DUAPULUHEMPAT - RAJEK

101 7 0
                                    

"IYA! Tadinya gue juga kaga percaya! Terus gue tanya emak gue, katanya emang bener. Tapi, gak ada yang berani ngelaporin dia ke pihak berwajib karena orang yang milih ibu itu jadi pengurus panti itu orang penting alias pejabat penting yang punya kekuasaan kuat. Takutnya kalo ngelaporin, tuntutannya malah balik ke kita!" jelas Malika.

"Terus, anak-anak gimana, dong, Mal!" ucapku cemas. "Mana gue udah nyumbangin uang lomba gue buat panti itu!"

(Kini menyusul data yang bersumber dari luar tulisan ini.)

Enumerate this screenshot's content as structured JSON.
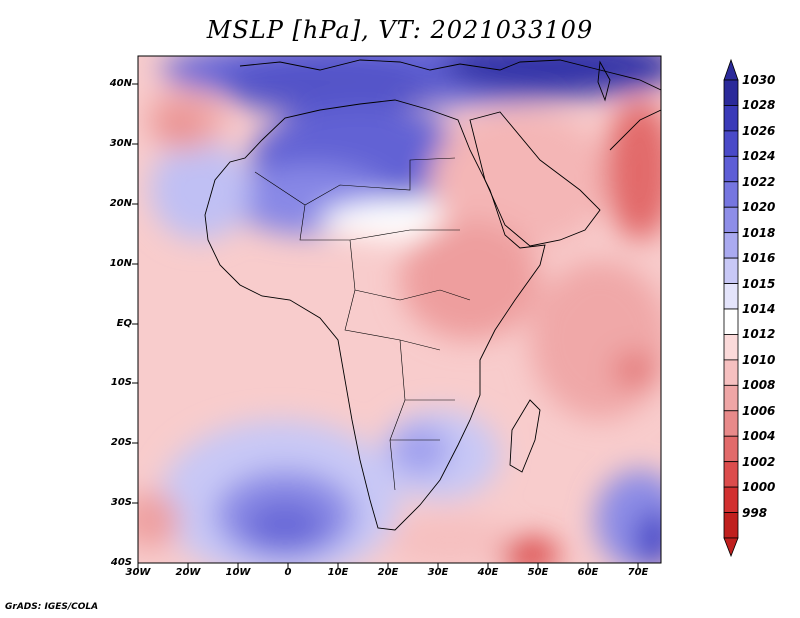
{
  "map": {
    "title": "MSLP [hPa], VT: 2021033109",
    "lat_labels": [
      "40N",
      "30N",
      "20N",
      "10N",
      "EQ",
      "10S",
      "20S",
      "30S",
      "40S"
    ],
    "lon_labels": [
      "30W",
      "20W",
      "10W",
      "0",
      "10E",
      "20E",
      "30E",
      "40E",
      "50E",
      "60E",
      "70E"
    ],
    "footer": "GrADS: IGES/COLA"
  },
  "colorbar": {
    "levels": [
      "1030",
      "1028",
      "1026",
      "1024",
      "1022",
      "1020",
      "1018",
      "1016",
      "1015",
      "1014",
      "1012",
      "1010",
      "1008",
      "1006",
      "1004",
      "1002",
      "1000",
      "998"
    ],
    "colors": [
      "#2b2a9a",
      "#3a3ab8",
      "#4a4ac8",
      "#5e5ed6",
      "#7676e0",
      "#8e8ee8",
      "#aaaaf0",
      "#c8c8f6",
      "#e4e4fb",
      "#ffffff",
      "#fbdada",
      "#f6c0c0",
      "#efa6a6",
      "#e88a8a",
      "#e26a6a",
      "#dc4c4c",
      "#d23030",
      "#c0201e"
    ]
  }
}
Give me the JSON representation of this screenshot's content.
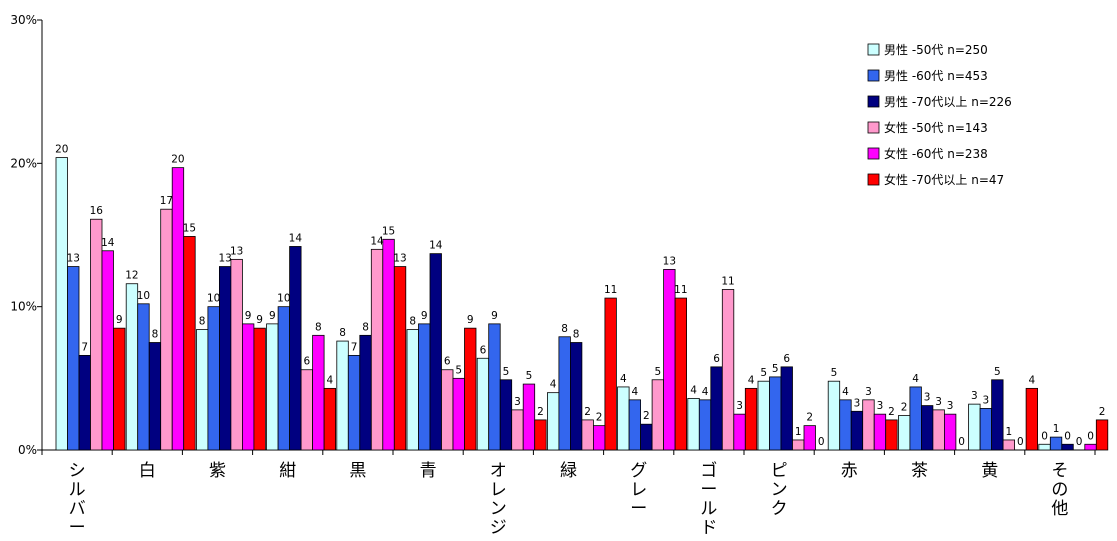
{
  "chart_data": {
    "type": "bar",
    "categories": [
      "シルバー",
      "白",
      "紫",
      "紺",
      "黒",
      "青",
      "オレンジ",
      "緑",
      "グレー",
      "ゴールド",
      "ピンク",
      "赤",
      "茶",
      "黄",
      "その他"
    ],
    "yticks": [
      "0%",
      "10%",
      "20%",
      "30%"
    ],
    "ylim": [
      0,
      30
    ],
    "legend_position": "top-right",
    "series": [
      {
        "name": "男性 -50代 n=250",
        "color": "#ccffff",
        "values": [
          20.4,
          11.6,
          8.4,
          8.8,
          7.6,
          8.4,
          6.4,
          4.0,
          4.4,
          3.6,
          4.8,
          4.8,
          2.4,
          3.2,
          0.4
        ],
        "labels": [
          "20",
          "12",
          "8",
          "9",
          "8",
          "8",
          "6",
          "4",
          "4",
          "4",
          "5",
          "5",
          "2",
          "3",
          "0"
        ]
      },
      {
        "name": "男性 -60代 n=453",
        "color": "#3366ee",
        "values": [
          12.8,
          10.2,
          10.0,
          10.0,
          6.6,
          8.8,
          8.8,
          7.9,
          3.5,
          3.5,
          5.1,
          3.5,
          4.4,
          2.9,
          0.9
        ],
        "labels": [
          "13",
          "10",
          "10",
          "10",
          "7",
          "9",
          "9",
          "8",
          "4",
          "4",
          "5",
          "4",
          "4",
          "3",
          "1"
        ]
      },
      {
        "name": "男性 -70代以上 n=226",
        "color": "#000080",
        "values": [
          6.6,
          7.5,
          12.8,
          14.2,
          8.0,
          13.7,
          4.9,
          7.5,
          1.8,
          5.8,
          5.8,
          2.7,
          3.1,
          4.9,
          0.4
        ],
        "labels": [
          "7",
          "8",
          "13",
          "14",
          "8",
          "14",
          "5",
          "8",
          "2",
          "6",
          "6",
          "3",
          "3",
          "5",
          "0"
        ]
      },
      {
        "name": "女性 -50代 n=143",
        "color": "#ff99cc",
        "values": [
          16.1,
          16.8,
          13.3,
          5.6,
          14.0,
          5.6,
          2.8,
          2.1,
          4.9,
          11.2,
          0.7,
          3.5,
          2.8,
          0.7,
          0.0
        ],
        "labels": [
          "16",
          "17",
          "13",
          "6",
          "14",
          "6",
          "3",
          "2",
          "5",
          "11",
          "1",
          "3",
          "3",
          "1",
          "0"
        ]
      },
      {
        "name": "女性 -60代 n=238",
        "color": "#ff00ff",
        "values": [
          13.9,
          19.7,
          8.8,
          8.0,
          14.7,
          5.0,
          4.6,
          1.7,
          12.6,
          2.5,
          1.7,
          2.5,
          2.5,
          0.0,
          0.4
        ],
        "labels": [
          "14",
          "20",
          "9",
          "8",
          "15",
          "5",
          "5",
          "2",
          "13",
          "3",
          "2",
          "3",
          "3",
          "0",
          "0"
        ]
      },
      {
        "name": "女性 -70代以上 n=47",
        "color": "#ff0000",
        "values": [
          8.5,
          14.9,
          8.5,
          4.3,
          12.8,
          8.5,
          2.1,
          10.6,
          10.6,
          4.3,
          0.0,
          2.1,
          0.0,
          4.3,
          2.1
        ],
        "labels": [
          "9",
          "15",
          "9",
          "4",
          "13",
          "9",
          "2",
          "11",
          "11",
          "4",
          "0",
          "2",
          "0",
          "4",
          "2"
        ]
      }
    ]
  }
}
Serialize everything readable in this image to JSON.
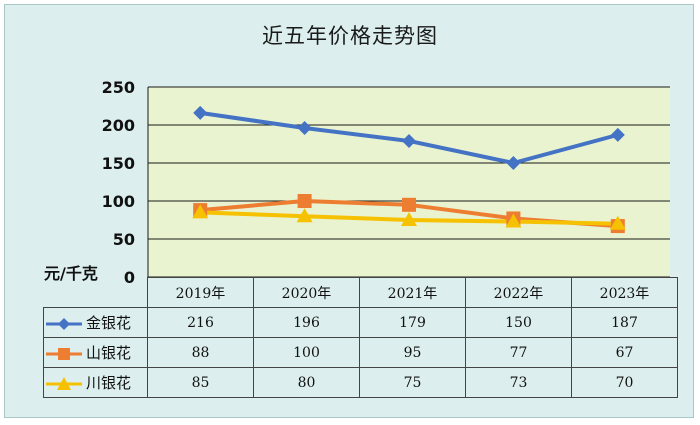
{
  "chart_data": {
    "type": "line",
    "title": "近五年价格走势图",
    "ylabel": "元/千克",
    "ylim": [
      0,
      250
    ],
    "yticks": [
      0,
      50,
      100,
      150,
      200,
      250
    ],
    "grid": true,
    "categories": [
      "2019年",
      "2020年",
      "2021年",
      "2022年",
      "2023年"
    ],
    "series": [
      {
        "name": "金银花",
        "values": [
          216,
          196,
          179,
          150,
          187
        ],
        "color": "#4472c4",
        "marker": "diamond"
      },
      {
        "name": "山银花",
        "values": [
          88,
          100,
          95,
          77,
          67
        ],
        "color": "#ed7d31",
        "marker": "square"
      },
      {
        "name": "川银花",
        "values": [
          85,
          80,
          75,
          73,
          70
        ],
        "color": "#f5c100",
        "marker": "triangle"
      }
    ],
    "legend": "data-table"
  }
}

"HAH?!?!? LU NGASIH-" ucap Malika menepuk dahinya, "KENAPA LU KASIH?!?!?! Itu gak bakal buat anak-anak, tapi masuk kantong sendiri!"

"Gu... gue harus ke sana, Mal. GUE HARUS KE SANA!" ucapku memakai tas selempangku kemudian beranjak dari bangku.

"EH?! Ke sana gimana maksud lu?" ucap Malika kaget.

***

"Gue bakal perjuangin hak anak-anak," ucapku beranjak pergi.

"EH, TA?!?! MAU GUE TEMENIN?" ucap Malika berteriak.

Aku berbalik sebentar, menggeleng, lalu melanjutkan langkahku. Aku keluar kampus lalu segera mencari angkutan umum terdekat. Anak-anak tidak punya siapa-siapa lagi. Aku ingin mereka bahagia.

Aku menghentikan angkutan umum di jalan besar dekat panti. Aku berjalan sebentar dan kemudian sampai. Di luar terlihat sepi, panti tak dijaga sama sekali, bahkan bapak-bapak yang kemarin itu tak ada.

Aku langsung masuk. Aku terkejut mendengar suara teriakan seseorang. Aku mendekat ke arah suara itu.

"Kamu pasti yang ngabisin nasinya, kan? NGAKU KAMU! Dasar anak-anak tukang nyuri!"

Itu suara ibu-ibu kemarin. Ibu ketua panti yang telah menggelapkan uang untuk dimasukkan dalam kantong sendiri. Apa aku lapor polisi saja? Tapi polisi perlu bukti. Aku mengeluarkan ponselku dan merekam tindakan ibu itu.

Maafin Kak Lia. Kakak belum bisa tolong kalian sekarang, batinku.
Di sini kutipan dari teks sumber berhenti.